As it has been explained to me (And I can't speak for anything unique to La Belle Province) the rules read this way:  "When a photographer contracts with a subject to produce images, the subject owns the copyright unless otherwise specified.  Images taken "just because" belong to the photographer".  In other words, if you are hired to shoot a portrait session, the subject by default owns the copyright.  If you shoot a pictuer of me walking down the street, it's yours.


----------



## SpeedTrap (Jun 24, 2009)

You can read a quick rundown on canadian copyright here

Professional Photographers of Canada - Copyright


----------



## Big Mike (Jun 24, 2009)

tirediron said:


> As it has been explained to me (And I can't speak for anything unique to La Belle Province) the rules read this way:  "When a photographer contracts with a subject to produce images, the subject owns the copyright unless otherwise specified.  Images taken "just because" belong to the photographer".  In other words, if you are hired to shoot a portrait session, the subject by default owns the copyright.  If you shoot a pictuer of me walking down the street, it's yours.

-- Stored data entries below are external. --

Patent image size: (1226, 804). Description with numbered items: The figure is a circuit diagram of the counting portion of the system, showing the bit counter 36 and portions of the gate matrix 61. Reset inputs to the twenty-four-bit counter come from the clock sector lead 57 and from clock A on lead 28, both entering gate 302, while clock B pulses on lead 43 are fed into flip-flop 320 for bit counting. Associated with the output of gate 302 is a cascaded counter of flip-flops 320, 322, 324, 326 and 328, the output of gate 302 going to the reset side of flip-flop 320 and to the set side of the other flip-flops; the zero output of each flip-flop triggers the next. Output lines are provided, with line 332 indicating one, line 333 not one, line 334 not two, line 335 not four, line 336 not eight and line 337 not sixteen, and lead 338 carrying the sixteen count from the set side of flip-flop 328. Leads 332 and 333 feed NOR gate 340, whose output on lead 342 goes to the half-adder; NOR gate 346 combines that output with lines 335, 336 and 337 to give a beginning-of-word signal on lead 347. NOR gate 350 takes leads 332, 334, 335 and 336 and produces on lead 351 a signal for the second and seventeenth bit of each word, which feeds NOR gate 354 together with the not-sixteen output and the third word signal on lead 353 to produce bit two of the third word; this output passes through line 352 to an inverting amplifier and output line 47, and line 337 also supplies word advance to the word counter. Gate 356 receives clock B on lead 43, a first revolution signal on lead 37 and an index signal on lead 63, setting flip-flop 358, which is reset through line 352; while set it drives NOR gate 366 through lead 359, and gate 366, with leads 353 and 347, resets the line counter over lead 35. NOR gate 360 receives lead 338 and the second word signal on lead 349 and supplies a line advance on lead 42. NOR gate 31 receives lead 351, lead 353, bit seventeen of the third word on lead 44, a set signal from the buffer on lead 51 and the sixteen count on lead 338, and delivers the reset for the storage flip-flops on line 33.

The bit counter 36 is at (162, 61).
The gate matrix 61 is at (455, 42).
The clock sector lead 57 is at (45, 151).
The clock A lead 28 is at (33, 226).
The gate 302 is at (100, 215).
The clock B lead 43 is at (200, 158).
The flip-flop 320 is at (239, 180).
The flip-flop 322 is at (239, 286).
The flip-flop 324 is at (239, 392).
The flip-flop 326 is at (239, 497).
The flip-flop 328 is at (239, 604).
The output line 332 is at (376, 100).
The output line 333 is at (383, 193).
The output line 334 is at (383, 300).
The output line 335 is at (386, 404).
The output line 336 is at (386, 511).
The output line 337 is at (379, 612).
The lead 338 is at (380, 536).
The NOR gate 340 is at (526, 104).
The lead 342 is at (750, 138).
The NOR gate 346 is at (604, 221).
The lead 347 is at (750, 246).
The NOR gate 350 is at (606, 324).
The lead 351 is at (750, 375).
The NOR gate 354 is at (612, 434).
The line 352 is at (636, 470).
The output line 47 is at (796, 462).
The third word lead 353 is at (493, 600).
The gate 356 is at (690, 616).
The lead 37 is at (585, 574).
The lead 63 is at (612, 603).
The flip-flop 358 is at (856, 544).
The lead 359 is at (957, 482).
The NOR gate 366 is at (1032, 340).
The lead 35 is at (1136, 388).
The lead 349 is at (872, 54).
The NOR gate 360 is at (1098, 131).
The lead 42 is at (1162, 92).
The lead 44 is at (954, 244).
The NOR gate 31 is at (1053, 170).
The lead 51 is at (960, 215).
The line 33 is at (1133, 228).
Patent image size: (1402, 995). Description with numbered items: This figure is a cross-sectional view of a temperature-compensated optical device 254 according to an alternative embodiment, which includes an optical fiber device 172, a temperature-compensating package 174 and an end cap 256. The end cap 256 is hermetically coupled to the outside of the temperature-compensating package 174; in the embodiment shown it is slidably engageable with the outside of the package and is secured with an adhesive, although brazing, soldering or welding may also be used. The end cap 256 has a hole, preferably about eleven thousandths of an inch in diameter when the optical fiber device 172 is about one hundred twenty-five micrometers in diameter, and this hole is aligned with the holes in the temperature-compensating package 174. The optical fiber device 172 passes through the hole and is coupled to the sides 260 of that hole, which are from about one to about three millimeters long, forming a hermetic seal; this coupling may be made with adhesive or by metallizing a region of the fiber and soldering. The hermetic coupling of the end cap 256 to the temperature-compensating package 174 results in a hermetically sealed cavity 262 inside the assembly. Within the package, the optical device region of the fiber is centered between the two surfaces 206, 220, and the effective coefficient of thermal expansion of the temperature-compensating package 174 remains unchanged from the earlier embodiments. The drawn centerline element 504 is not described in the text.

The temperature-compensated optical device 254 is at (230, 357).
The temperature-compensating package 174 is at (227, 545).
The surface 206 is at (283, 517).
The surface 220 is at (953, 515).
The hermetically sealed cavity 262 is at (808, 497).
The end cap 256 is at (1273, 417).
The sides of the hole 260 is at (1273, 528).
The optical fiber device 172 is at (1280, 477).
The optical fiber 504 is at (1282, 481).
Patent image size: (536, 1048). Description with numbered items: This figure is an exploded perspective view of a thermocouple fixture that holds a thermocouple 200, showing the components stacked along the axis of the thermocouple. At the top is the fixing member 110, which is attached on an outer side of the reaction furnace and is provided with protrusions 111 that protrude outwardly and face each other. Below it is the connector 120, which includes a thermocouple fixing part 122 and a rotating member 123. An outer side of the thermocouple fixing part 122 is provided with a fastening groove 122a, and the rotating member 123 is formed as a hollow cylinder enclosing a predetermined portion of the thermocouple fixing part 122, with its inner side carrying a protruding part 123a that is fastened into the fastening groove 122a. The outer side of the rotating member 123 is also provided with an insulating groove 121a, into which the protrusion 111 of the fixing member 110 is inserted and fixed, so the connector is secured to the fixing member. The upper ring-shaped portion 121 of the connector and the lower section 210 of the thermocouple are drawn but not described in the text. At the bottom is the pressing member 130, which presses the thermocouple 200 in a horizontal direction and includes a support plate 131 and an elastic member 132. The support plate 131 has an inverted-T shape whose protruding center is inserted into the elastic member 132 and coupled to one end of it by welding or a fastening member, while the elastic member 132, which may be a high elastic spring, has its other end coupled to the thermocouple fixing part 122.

That is my understanding as well.  Artistic works 'done for hire' are the property of the purchaser, not the artist...provided that the artist has been compensated (paid).


----------



## tirediron (Jun 24, 2009)

Big Mike said:


> tirediron said:
> 
> 
> > Artistic works 'done for hire' are the property of the purchaser, not the artist...provided that the artist has been compensated (paid).
> ...


----------



## Photos by Barbi (Jun 25, 2009)

Big Mike said:


> That is my understanding as well.  Artistic works 'done for hire' are the property of the purchaser, not the artist...provided that the artist has been compensated (paid).



So, if I do use a release/consent form, if it outlines that I retain the copyright...is that legit? Can I keep the copyright on my photos by stating it?


----------



## Big Mike (Jun 25, 2009)

That's the idea yes.


----------



## KmH (Jun 25, 2009)

That sounds like the release form becomes, in effect, a contract.


----------